Macrowine 2021
IVES 9 IVES Conference Series 9 Aroma profile of Oenococcus oeni strains in different life styles

Aroma profile of Oenococcus oeni strains in different life styles

Abstract

AIM: Three Oenococcus oeni strains previously isolated from spontaneous malolactic fermentation were characterized for their surface properties. Planktonic and sessile cells were investigated for aroma compounds production and the expression of genes involved in citrate and malate metabolism (citE and mleA, respectively), glycoside-hydrolase (dsrO), fructansucrase (levO), rhamnosyl-transferase (wobB), glycosyltransferase (wobO).

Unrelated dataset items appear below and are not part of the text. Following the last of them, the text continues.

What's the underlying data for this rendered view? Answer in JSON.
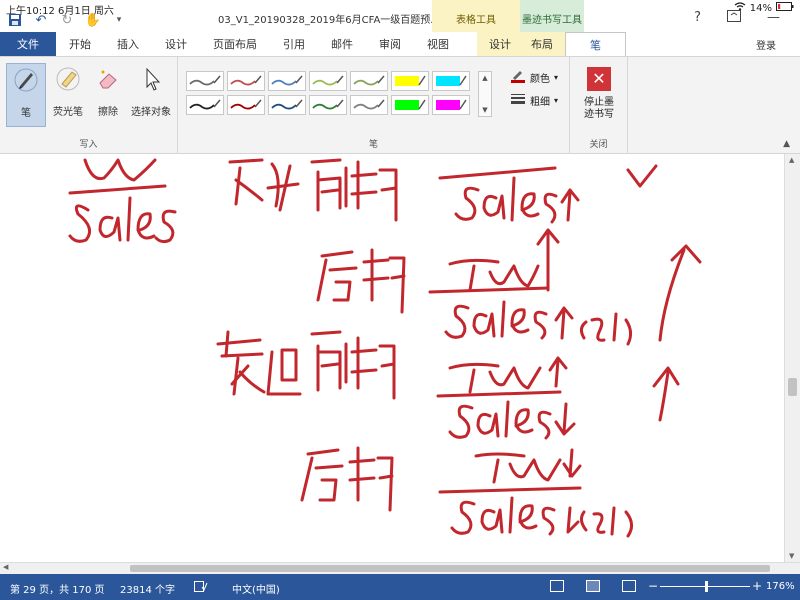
{
  "ipad": {
    "time": "上午10:12",
    "date": "6月1日 周六",
    "battery": "14%"
  },
  "window": {
    "title": "03_V1_20190328_2019年6月CFA一级百题预...",
    "context_table": "表格工具",
    "context_ink": "墨迹书写工具",
    "login": "登录"
  },
  "tabs": [
    {
      "label": "文件"
    },
    {
      "label": "开始"
    },
    {
      "label": "插入"
    },
    {
      "label": "设计"
    },
    {
      "label": "页面布局"
    },
    {
      "label": "引用"
    },
    {
      "label": "邮件"
    },
    {
      "label": "审阅"
    },
    {
      "label": "视图"
    },
    {
      "label": "设计"
    },
    {
      "label": "布局"
    },
    {
      "label": "笔"
    }
  ],
  "ribbon": {
    "write_group": {
      "label": "写入",
      "buttons": [
        {
          "label": "笔",
          "icon": "pen-icon"
        },
        {
          "label": "荧光笔",
          "icon": "highlighter-icon"
        },
        {
          "label": "擦除",
          "icon": "eraser-icon"
        },
        {
          "label": "选择对象",
          "icon": "select-arrow-icon"
        }
      ]
    },
    "pens_group": {
      "label": "笔",
      "pens": [
        {
          "color": "#6b6b6b"
        },
        {
          "color": "#c0504d"
        },
        {
          "color": "#4f81bd"
        },
        {
          "color": "#9bbb59"
        },
        {
          "color": "#8aa05f"
        },
        {
          "color": "#ffff00",
          "marker": true
        },
        {
          "color": "#00e5ff",
          "marker": true
        },
        {
          "color": "#222222"
        },
        {
          "color": "#a00000"
        },
        {
          "color": "#1f4e79"
        },
        {
          "color": "#2e7d32"
        },
        {
          "color": "#7f7f7f"
        },
        {
          "color": "#00ff00",
          "marker": true
        },
        {
          "color": "#ff00ff",
          "marker": true
        }
      ],
      "color_label": "颜色",
      "weight_label": "粗细"
    },
    "close_group": {
      "label": "关闭",
      "stop_label": "停止墨迹书写"
    }
  },
  "status_bar": {
    "page": "第 29 页，共 170 页",
    "words": "23814 个字",
    "language": "中文(中国)",
    "zoom": "176%"
  },
  "colors": {
    "brand": "#2b579a",
    "ink": "#c1272d"
  }
}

METHODS: Bacterial adhesion on polystyrene was evaluated using 96-well plates in MRS and must. Planktonic and sessile cells were numbered by plate count. Biofilm formation was also visualized by confocal laser scanning microscopy (CLSM, Nikon A1R) using hoechst fluorescent dye. Aroma compounds produced by sessile and planktonic cells were determined by solid phase microextraction coupled with gas chromatography (GC/MS SPME). RNA was extracted using using the Tri-reagent method (Sigma-Aldrich) according to the manufacturer’s instructions. Real-time analysis was performed using an iCycler IQ realtime PCR Detection System (Bio-Rad). ldhD and gyrA were used as reference genes. Fold changes were determined using the 2-ΔΔCT method.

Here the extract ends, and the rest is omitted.